Il contesto stressogeno in cui matura la crisi del soggetto può essere valutato solo tenendo conto di un insieme di variabili che comprende l’ampiezza, l’intensità e la precocità dei fattori coinvolti nel processo, ma anche le caratteristiche temperamentali dell’individuo, la sua personalità e il suo stile di attaccamento, gli aspetti di vulnerabilità e di resilienza, e infine le capacità di contenimento e di elaborazione della rete di relazioni affettive e sociali.
Nell’arco degli ultimi cento anni i contributi derivati dalle diverse prospettive teoriche hanno notevolmente arricchito ed approfondito la conoscenza dello stress, la sua influenza nella percezione di disagio del soggetto e l’ampia e profonda ricaduta sul piano somatico. Non c’è organo o apparato che sia immune dalla azione dello stress, come non c’è aspetto della vita emotiva e psicologica che non sia in qualche modo toccato dalla esperienza di uno stress, soprattutto se fortemente traumatico o molto prolungato nel tempo. Non a caso il disturbo post-traumatico da stress è entrato a pieno titolo nella moderna nosografia del DSM IV.

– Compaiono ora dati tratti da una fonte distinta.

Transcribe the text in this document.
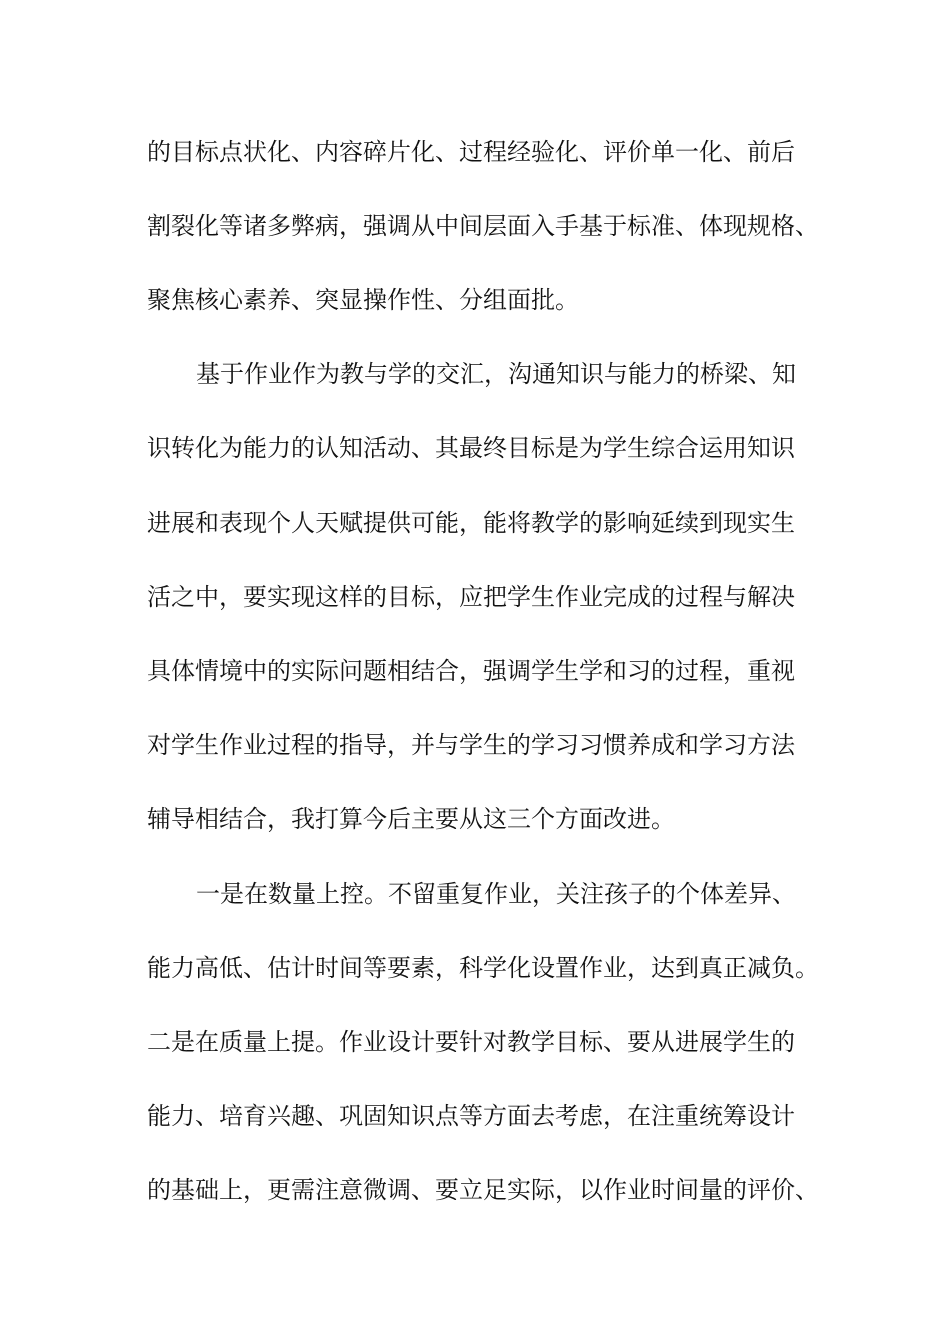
的目标点状化、内容碎片化、过程经验化、评价单一化、前后
割裂化等诸多弊病，强调从中间层面入手基于标准、体现规格、
聚焦核心素养、突显操作性、分组面批。
基于作业作为教与学的交汇，沟通知识与能力的桥梁、知
识转化为能力的认知活动、其最终目标是为学生综合运用知识
进展和表现个人天赋提供可能，能将教学的影响延续到现实生
活之中，要实现这样的目标，应把学生作业完成的过程与解决
具体情境中的实际问题相结合，强调学生学和习的过程，重视
对学生作业过程的指导，并与学生的学习习惯养成和学习方法
辅导相结合，我打算今后主要从这三个方面改进。
一是在数量上控。不留重复作业，关注孩子的个体差异、
能力高低、估计时间等要素，科学化设置作业，达到真正减负。
二是在质量上提。作业设计要针对教学目标、要从进展学生的
能力、培育兴趣、巩固知识点等方面去考虑，在注重统筹设计
的基础上，更需注意微调、要立足实际，以作业时间量的评价、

Nella sua accezione primitiva lo stress appariva legato a traumi acuti, come ad esempio un lutto, una separazione, un divorzio, o un evento grave come lo sradicamento dal luogo di origine, un licenziamento. Tuttora questi fatti appaiono in cima alla scala che misura l’impatto stressogeno delle situazioni. Ma negli ultimi decenni si è andata affermando una diversa visione dello stress, più attenta agli eventi traumatici minori e ai fallimenti relazionali precoci, che espongono il soggetto ad una sensazione primordiale di caos emotivo. E’ in questa turbolenza affettivo-relazionale che si struttura un senso di impotenza appreso e consolidato attraverso il ripetuto fallimento delle esperienze di comunicazione.
Khan[8] parla di trauma cumulativo, per descrivere l’insieme delle tensioni non facilmente assimilabili, che agiscono in modo silenzioso ed impercettibile, a cominciare delle prime tappe della relazione madre figlio. L’aspetto più interessante del suo contributo alla teoria dell’attaccamento in rapporto alla genesi dello stress è il rapporto tra l’effetto traumatico e la cumulazione di esperienze negative. In altri termini un unico evento, per doloroso che sia, non è sufficiente a compromettere nel soggetto la sua capacità di assimilazione e di adattamento rispetto al contesto. Sono necessarie molte esperienze negative di frustrazione per renderlo incapace di ripresa e di reazione positiva. E’ quanto si evince attraverso molteplici analisi che evidenziano retrospettivamente i fattori che hanno maggiormente compromesso la capacità adattative del soggetto. Anche se questi fattori appaiono vincolati ad uno o più episodi indelebilmente impressi nella sua memoria, ad ognuno di questi fatti il soggetto è in grado di collegare una retata di fatti minori, gradatamente accumulatisi nella sua immaginazione. L’effetto stressogeno si scatena quando si imbatte in una pietra di inciampo che lo induce a ricordare fatti accaduti in precedenza e a cercare di ricostruire le sue prime esperienze comunicative. Si dà spesso una sovrapposizione di piani, di vissuti, di stati d’animo, che solo apparentemente appaiono confusi o addirittura confusivi. Il presente e il passato comunicano tra di loro in chiave diacronica, per cui appare difficile muoversi lungo una linea del tempo ordinata e ben concatenata. C’è una rete di collegamenti emotivi che lega le esperienze attuali a quelle vissute con la figura primaria di attaccamento e con le frustrazioni subite nella lontana infanzia. Le interpretazioni di oggi si estendono ai fatti di ieri, perché i fatti di ieri si sono convertiti in strutture di apprendimento del reale, che tuttora condizionano la condotta del soggetto. E’ necessaria una certa sistematicità nell’analisi per ricollocare ogni oggetto al suo posto e mettendo ben in evidenza le reciproche interazioni tra emozioni e reazioni.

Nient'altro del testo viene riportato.